Hot Stamper Pressings of Contemporary Jazz Albums Available Now
A newer customer wrote to me years ago about the amazing sounding Hot Stamper pressing of Way Out West that we’d sent him. He noted that his AP Heavy Vinyl pressing was “quite decent,” a characterization we found distressing.
Here is his original letter, along with some of what we wrote back. Newer comments and links have also been added.
As for your 1992 Analogue Productions Heavy Vinyl remaster, I honestly don’t know how anyone can listen to a record with sound like that and consider it acceptable, or, in your words, “quite decent.” I went into the long story of the album in this commentary.
Some things have changed since I wrote that screed many years ago. For example, we don’t find the sound of the OJC pressing of the album acceptable these days, a subject I plan to address before too long [and have yet to do].
The bottom line is this:
The Hot Stamper pressing of Way Out West you have now in your possession is the one that allows you to hear what that album is supposed to sound like.
Not the way Chad Kassem likes his records to sound: opaque, bloated, dull, smeary and compressed.
No, your White Hot Stamper has the brilliant sound that Roy DuNann recorded all those years ago, sounding, I believe, the way he wanted it to. This is of course only an opinion, but it is an opinion based on playing dozens of early Contemporary pressings and well as many vintage reissues that actually can beat them. Examples of both can be found here.
Somebody Needed to Figure It Out
All that was needed was for some group to come along who could properly clean a batch of vintage pressings, original or otherwise, play them, figure out what the best copies do that the average copy doesn’t, identify that best copy, and send it your way.
There was nobody who could do that kind of work in 1992, not even us.
It would be another 12 years before we managed to do our first official shootout, using a very different stereo and very different cleaning technologies, both immeasurably better than what we had to work with in the 90s.
Christian, if you have any AP records, or Heavy Vinyl from any other manufacturers, pull them off the shelf and play them. They won’t sound anything like the Hot Stamper pressings of 4 Way Street, Sketches of Spain and Way Out West we sent you. I’m guessing they won’t sound “quite decent” either.
Now that you know just how good the right vintage pressings can sound, those modern imposters are simply no longer going to be able to trick you.

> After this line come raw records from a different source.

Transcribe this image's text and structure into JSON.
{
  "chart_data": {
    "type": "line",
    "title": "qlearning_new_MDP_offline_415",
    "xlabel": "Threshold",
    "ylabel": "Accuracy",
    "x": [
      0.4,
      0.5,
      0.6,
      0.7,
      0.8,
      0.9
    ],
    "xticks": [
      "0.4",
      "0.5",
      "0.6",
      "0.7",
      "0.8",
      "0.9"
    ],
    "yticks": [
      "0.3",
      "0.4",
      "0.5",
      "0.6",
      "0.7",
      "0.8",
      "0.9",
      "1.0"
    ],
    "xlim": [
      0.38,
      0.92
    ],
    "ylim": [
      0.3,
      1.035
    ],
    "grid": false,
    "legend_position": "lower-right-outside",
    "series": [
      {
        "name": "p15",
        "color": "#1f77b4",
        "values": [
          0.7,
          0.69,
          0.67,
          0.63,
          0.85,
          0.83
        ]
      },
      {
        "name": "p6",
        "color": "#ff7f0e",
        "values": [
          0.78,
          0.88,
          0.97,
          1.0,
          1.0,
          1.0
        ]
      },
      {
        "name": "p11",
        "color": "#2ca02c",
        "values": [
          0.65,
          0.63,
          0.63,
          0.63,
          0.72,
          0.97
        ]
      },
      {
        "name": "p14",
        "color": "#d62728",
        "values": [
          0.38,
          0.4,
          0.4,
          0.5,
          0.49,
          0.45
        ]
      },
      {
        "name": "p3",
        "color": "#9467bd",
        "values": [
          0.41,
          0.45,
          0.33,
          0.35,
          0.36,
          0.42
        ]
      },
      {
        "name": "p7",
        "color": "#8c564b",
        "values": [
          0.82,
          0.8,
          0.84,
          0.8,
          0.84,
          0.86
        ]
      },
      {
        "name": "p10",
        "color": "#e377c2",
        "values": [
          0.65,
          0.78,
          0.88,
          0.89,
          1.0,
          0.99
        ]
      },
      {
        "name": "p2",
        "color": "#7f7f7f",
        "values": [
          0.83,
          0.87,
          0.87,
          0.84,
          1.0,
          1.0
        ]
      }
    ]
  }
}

They were always a fraud and a scam — a passable-at-best product to be offered at what appeared to be an attractive price — now hopelessly outclassed in every way by the real thing, the real thing being a properly pressed, properly cleaned old record.
Further Reading
When I got started in audio in the early- to mid- ’70s, the following important elements of the modern stereo system did not exist:
- Stand-alone phono stages.
- Modern cabling and power cords.
- Vibration controlling platforms for turntables and equipment.
- Synchronous Drive Systems for turntable motors.
- Carbon fiber mats for massive turntable platters.
- Highly adjustable tonearms (for VTA, etc.) with extremely delicate adjustments and precision bearings.
- Modern record cleaning machines and fluids.
- And there wasn’t much in the way of innovative room treatments like the Hallographs we use.
A lot of things had to change in order for us to reproduce records at the level required to do our shootouts, and be confident about our findings, and we pursued every one of them about as far as time and money allowed.